В 1949 году Глебов напечатал в газете «Советское искусство» статью «Двурушник Борщаговский», приняв таким образом участие в кампании, которую бойкотировало подавляющее большинство русской интеллигенции. И многие отвернулись от человека, так запятнавшего себя, — среди брезгливо отвернувшихся были и те, чьим отношением Анатолий Глебов издавна дорожил. Он пытался объясниться с Александрой Бруштейн, но успеха не имел. Александра Яковлевна Бруштейн для многих людей литературы и театра была нравственным арбитром. И Глебова она осудила не высокомерным судом, не взглядом, витающим над грешной землей, а по глубочайшему убеждению.

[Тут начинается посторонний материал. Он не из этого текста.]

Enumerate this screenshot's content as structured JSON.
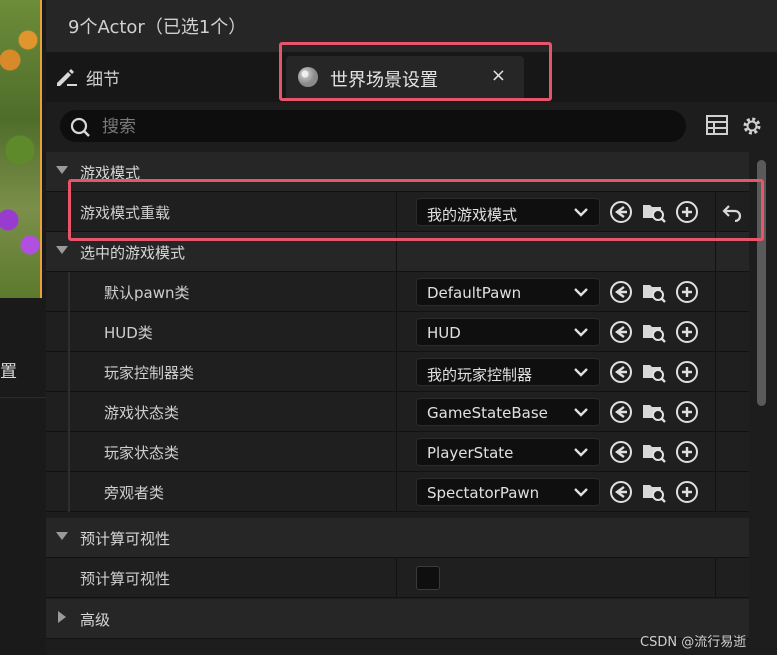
{
  "left": {
    "label": "置"
  },
  "actor_bar": {
    "text": "9个Actor（已选1个）"
  },
  "tabs": {
    "details": {
      "label": "细节"
    },
    "world": {
      "label": "世界场景设置",
      "close": "×"
    }
  },
  "search": {
    "placeholder": "搜索",
    "value": ""
  },
  "grid": {
    "cat_game_mode": "游戏模式",
    "game_mode_override": {
      "label": "游戏模式重载",
      "value": "我的游戏模式"
    },
    "cat_selected": "选中的游戏模式",
    "pawn": {
      "label": "默认pawn类",
      "value": "DefaultPawn"
    },
    "hud": {
      "label": "HUD类",
      "value": "HUD"
    },
    "pc": {
      "label": "玩家控制器类",
      "value": "我的玩家控制器"
    },
    "gs": {
      "label": "游戏状态类",
      "value": "GameStateBase"
    },
    "ps": {
      "label": "玩家状态类",
      "value": "PlayerState"
    },
    "spec": {
      "label": "旁观者类",
      "value": "SpectatorPawn"
    },
    "cat_precompute": "预计算可视性",
    "precompute": {
      "label": "预计算可视性",
      "checked": false
    },
    "cat_advanced": "高级"
  },
  "colors": {
    "highlight": "#e8546a",
    "panel": "#1d1d1d"
  },
  "watermark": "CSDN @流行易逝"
}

Много лет спустя С. Дрейден прислал мне страничку из ее письма от 6 июня 1955 года, как раз той поры, когда Глебов заметался, запоздало пытаясь найти понимание у тех, кто упорно, год за годом, не замечал его. «Очень я люблю Борщаговского! — писала „бабушка“ в той особой, озорной манере, которая присуща была ей. — Чем-то он мне напоминает тебя, за то, верно, и люблю его. Только в вас двоих есть такая светлая сила добра (добро — для меня — реальность), такое сочетание доброты, любви к людям с силой души. В общем, как в былинах пишется: „А и крепок татарин, — не изломится! А и жиловат, собака, — не изорвется!“ Оба вы во всем устояли, не сломились, сохранили себя. Он справедливее тебя, вдумчивее, медленно идет по жизни, — тебе в этом мешает какая-то немного истерическая, нервозная торопливость, — но ты все-таки во всем — еще лучше, чем он!»

Могла ли Александра Бруштейн простить давнему знакомцу Глебову участие в кампании, грязная подкладка которой была ясна и ребенку!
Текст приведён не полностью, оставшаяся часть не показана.